Editorial

Uma nova estrutura para ajudar no combate à opressão da mulher

A melhoria das instalações da Polícia Civil voltadas à defesa das mulheres é essencial.

Os frequentes casos envolvendo a violência contra a mulher demandam medidas urgentes, como o aprimoramento do trabalho policial e a ampliação do acolhimento para as vítimas. Para tanto, as autoridades vêm se mostrando atentas às demandas e buscando meios de maior efetividade na prevenção e na contenção dos agressores. Os números são alarmantes e, entre incontáveis casos de agressão, já são mais de 30 feminicídios ocorridos no Rio Grande do Sul até este mês de maio, que ainda nem terminou. Em todo o território nacional, já são cerca de 400 mortes de mulheres apenas no primeiro trimestre.

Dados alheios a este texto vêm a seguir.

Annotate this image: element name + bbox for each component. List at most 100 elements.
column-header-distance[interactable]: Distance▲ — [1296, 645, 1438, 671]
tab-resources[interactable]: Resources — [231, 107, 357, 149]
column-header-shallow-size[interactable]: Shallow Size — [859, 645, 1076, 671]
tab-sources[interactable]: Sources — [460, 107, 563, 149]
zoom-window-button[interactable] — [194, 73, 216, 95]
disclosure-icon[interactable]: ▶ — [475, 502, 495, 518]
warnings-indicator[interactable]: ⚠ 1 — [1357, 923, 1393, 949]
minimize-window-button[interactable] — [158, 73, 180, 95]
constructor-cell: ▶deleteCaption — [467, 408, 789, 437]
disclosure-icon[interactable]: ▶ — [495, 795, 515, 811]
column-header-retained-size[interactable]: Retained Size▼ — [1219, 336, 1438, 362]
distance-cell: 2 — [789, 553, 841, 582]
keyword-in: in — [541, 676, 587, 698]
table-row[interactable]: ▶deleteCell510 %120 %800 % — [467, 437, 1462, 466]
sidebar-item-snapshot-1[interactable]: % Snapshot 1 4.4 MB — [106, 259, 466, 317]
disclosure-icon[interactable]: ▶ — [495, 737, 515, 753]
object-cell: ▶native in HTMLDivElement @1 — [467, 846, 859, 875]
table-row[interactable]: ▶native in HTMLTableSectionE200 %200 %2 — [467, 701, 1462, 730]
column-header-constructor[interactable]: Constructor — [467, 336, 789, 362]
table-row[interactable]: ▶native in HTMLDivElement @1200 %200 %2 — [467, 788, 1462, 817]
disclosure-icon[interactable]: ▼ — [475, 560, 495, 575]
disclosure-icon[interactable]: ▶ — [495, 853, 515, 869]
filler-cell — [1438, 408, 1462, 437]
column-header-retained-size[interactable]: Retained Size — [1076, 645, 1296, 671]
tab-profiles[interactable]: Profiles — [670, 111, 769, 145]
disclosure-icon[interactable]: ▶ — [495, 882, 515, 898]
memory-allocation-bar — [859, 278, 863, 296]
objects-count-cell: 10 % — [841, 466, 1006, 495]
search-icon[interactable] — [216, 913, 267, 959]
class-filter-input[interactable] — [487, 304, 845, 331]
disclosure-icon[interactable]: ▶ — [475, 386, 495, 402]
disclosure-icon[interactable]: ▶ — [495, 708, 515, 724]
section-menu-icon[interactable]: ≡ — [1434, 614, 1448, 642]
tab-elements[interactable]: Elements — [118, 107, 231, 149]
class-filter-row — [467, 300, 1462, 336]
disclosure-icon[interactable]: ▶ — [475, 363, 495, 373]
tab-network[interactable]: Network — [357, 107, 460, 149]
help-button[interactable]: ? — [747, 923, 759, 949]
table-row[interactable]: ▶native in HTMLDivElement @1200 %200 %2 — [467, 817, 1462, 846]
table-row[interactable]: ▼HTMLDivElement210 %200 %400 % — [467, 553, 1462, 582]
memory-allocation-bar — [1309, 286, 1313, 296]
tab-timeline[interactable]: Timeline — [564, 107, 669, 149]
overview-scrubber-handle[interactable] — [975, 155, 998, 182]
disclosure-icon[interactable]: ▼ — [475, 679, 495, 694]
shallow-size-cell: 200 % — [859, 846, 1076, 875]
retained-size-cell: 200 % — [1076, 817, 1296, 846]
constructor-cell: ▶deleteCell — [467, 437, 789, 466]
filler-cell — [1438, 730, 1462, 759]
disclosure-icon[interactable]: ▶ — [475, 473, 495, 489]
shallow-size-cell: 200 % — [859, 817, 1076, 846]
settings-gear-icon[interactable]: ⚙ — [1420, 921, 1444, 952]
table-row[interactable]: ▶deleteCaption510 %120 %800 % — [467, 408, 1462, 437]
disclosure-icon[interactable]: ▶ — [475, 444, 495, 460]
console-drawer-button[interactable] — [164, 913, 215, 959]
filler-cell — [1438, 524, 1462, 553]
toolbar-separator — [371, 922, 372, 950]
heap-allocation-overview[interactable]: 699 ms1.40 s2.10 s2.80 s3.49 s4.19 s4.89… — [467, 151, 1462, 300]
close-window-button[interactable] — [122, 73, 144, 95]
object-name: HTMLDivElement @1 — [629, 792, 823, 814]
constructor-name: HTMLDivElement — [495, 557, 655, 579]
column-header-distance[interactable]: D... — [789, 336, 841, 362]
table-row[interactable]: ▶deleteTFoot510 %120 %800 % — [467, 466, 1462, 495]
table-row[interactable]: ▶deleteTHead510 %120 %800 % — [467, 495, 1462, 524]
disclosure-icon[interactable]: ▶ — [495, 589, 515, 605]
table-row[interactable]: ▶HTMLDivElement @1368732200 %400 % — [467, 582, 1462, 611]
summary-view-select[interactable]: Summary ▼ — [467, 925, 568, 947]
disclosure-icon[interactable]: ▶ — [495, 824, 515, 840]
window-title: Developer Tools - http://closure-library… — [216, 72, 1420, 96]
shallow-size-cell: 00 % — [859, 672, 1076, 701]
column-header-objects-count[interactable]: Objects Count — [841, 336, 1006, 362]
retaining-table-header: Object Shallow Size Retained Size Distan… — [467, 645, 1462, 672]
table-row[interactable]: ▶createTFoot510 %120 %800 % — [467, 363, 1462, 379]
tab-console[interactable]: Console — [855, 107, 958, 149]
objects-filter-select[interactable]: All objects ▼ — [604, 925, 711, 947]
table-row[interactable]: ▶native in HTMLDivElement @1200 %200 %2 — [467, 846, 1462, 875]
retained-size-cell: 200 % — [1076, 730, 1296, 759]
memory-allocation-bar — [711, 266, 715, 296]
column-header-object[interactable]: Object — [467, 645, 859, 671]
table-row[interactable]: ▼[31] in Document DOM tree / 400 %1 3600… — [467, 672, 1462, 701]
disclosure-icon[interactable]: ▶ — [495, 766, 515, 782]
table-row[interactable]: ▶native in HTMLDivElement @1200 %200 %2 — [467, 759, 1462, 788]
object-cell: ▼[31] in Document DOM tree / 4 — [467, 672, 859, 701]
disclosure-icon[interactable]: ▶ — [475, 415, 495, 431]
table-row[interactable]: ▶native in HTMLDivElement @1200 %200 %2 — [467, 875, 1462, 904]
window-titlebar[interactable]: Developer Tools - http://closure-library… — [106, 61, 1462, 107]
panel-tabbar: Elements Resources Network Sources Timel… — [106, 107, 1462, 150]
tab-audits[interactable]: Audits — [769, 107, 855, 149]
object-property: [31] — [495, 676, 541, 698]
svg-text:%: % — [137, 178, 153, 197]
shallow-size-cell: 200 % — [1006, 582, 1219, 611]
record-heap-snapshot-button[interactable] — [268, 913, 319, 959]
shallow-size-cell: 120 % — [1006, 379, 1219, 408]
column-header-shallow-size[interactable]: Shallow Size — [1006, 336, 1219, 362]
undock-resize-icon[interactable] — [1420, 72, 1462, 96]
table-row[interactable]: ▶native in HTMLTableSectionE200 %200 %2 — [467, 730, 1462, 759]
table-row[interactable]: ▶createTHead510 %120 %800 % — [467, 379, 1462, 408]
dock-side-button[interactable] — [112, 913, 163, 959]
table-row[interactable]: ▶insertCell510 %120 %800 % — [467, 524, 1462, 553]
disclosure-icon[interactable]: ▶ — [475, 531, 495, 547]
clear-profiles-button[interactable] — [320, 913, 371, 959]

Nesse contexto, vem em boa hora a notícia da inauguração de um novo prédio da 1ª Delegacia Especializada de Atendimento à Mulher (Deam) de Porto Alegre, com foco em um atendimento ainda mais qualificado e específico para as gaúchas. Contando com o apoio da iniciativa privada, as novas instalações foram projetadas para garantir acolhimento integral e humanizado às mulheres em situação de vulnerabilidade. Além da assistência propiciada pela Polícia Civil, o espaço contará com serviços de assistência social, atendimento psicológico e suporte da Defensoria Pública, proporcionando atuação integrada e especializada no enfrentamento das questões do público feminino. A estrutura planejada prevê um espaço para que as mães possam ser alojadas com seus filhos e também há meios de impedir que os agressores tenham contato com quem foi alvo de sua agressão. Haverá diariamente dois delegados especializados prestando seus serviços e cinco cartórios individualizados para atendimento, duas amplas celas e sala de reconhecimento. Trata-se de um suporte muito bem planejado e que estará sendo colocado à disposição daquelas pessoas postas em uma situação de risco.

Essas ocorrências precisam realmente ser tratadas com todo cuidado a fim de se impedir fatos ainda mais graves. Contudo, há que se atentar para o fato de que o enfrentamento tem que ir além dos casos pontuais. O combate ao machismo deve ser feito nas famílias, nas escolas e nas comunidades, com a defesa efetiva da dignidade das mulheres e do seu direito inalienável de viver com liberdade e com segurança.